1. Oferta specjalna dla graczy Lotus John

 


E. de Angelis na GP Niemiec w 1985 r. © DPPI 

Pierwsze dwie dekady tego sportu były domeną brytyjskich drużyn, przywiązanych do tradycyjnej zielonej farby lub granatu Szkocji. Musieliśmy poczekać do stycznia 1972 roku, aby zauważyć pierwszą obecność na polu startowym samochodu ubranego całkowicie na czarno.

Dzięki genialnemu posunięciu marketingowemu Colina Chapmana Lotus podpisuje umowę partnerską z firmą tytoniową John Player Special. Kolor opakowań (czarny ze złotym logo) jest bezpośrednio naniesiony na karoserię Lotusa 72, prowadzonego przez Emersona Fittipaldiego i Dave'a Walkera. Brazylijczykowi ten wybór podoba się umiarkowanie. 

„Kiedy po raz pierwszy zobaczyłem JPS, byłem zszokowany. Powiedziałem Colinowi, że wygląda jak trumna i że wystarczyło dodać cztery uchwyty po bokach…”
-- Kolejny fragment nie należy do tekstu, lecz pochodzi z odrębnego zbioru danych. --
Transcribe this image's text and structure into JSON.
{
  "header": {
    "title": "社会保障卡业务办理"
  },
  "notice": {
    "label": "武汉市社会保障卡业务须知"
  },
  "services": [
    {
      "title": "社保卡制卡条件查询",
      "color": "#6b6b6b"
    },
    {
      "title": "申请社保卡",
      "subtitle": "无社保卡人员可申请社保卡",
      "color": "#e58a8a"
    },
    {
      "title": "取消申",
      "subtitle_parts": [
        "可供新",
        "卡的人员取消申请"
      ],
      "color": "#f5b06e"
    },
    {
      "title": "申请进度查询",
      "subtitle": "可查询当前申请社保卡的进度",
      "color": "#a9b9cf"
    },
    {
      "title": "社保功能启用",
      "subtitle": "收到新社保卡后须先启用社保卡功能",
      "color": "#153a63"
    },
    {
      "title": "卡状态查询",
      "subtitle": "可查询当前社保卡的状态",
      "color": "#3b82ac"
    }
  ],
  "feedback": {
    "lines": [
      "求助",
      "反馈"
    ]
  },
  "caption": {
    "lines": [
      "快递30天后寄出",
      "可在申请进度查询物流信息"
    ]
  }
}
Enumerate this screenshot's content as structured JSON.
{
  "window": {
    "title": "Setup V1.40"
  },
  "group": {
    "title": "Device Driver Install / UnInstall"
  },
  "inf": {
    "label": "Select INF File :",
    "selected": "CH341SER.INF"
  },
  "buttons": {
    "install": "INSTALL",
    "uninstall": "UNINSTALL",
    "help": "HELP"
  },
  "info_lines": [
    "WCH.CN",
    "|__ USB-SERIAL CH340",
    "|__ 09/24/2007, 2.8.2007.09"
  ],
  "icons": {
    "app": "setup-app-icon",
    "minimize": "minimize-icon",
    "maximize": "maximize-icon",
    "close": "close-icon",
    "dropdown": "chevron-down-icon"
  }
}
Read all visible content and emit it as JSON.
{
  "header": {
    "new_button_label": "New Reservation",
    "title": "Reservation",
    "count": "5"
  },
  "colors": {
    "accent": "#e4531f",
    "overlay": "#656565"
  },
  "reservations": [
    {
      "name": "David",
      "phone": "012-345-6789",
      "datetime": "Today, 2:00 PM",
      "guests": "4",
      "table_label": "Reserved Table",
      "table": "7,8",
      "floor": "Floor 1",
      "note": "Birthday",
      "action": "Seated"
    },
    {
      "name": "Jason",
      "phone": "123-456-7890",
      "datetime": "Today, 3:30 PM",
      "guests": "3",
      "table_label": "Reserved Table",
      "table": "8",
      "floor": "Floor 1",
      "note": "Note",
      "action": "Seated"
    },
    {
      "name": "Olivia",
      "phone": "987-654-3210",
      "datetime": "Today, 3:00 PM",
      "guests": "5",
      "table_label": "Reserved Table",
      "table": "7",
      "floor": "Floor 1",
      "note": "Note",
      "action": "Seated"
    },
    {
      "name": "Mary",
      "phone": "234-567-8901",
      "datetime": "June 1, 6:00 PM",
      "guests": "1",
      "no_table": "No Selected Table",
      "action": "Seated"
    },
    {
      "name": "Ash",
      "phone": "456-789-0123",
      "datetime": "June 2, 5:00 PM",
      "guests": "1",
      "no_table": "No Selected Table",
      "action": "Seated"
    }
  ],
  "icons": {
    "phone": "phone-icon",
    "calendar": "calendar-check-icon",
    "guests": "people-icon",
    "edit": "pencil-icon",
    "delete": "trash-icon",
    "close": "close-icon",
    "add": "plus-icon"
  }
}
Nieważne, mieszkaniec Sao Paulo szybko zapomina o tym wizualnym szoku i zmierza w stronę tytułu mistrza świata. Legendarna dekoracja sportu, Lotus JPS przetrwa 14 lat bez ruszania się ani o jotę, nie denerwując fanów oryginalności. 

Medhiego Casauranga

Pasjonat historii sportów motorowych we wszystkich dyscyplinach, nauczyłem się czytać dzięki AUTOhebdo. Przynajmniej tak mówią wszyscy moi rodzice, kiedy widzą moje imię w środku!

0 Zobacz komentarze)

Aby przeczytać także

komentarze

*Przestrzeń zarezerwowana dla zalogowanych użytkowników. Proszę vous connecter aby móc odpowiedzieć lub opublikować komentarz!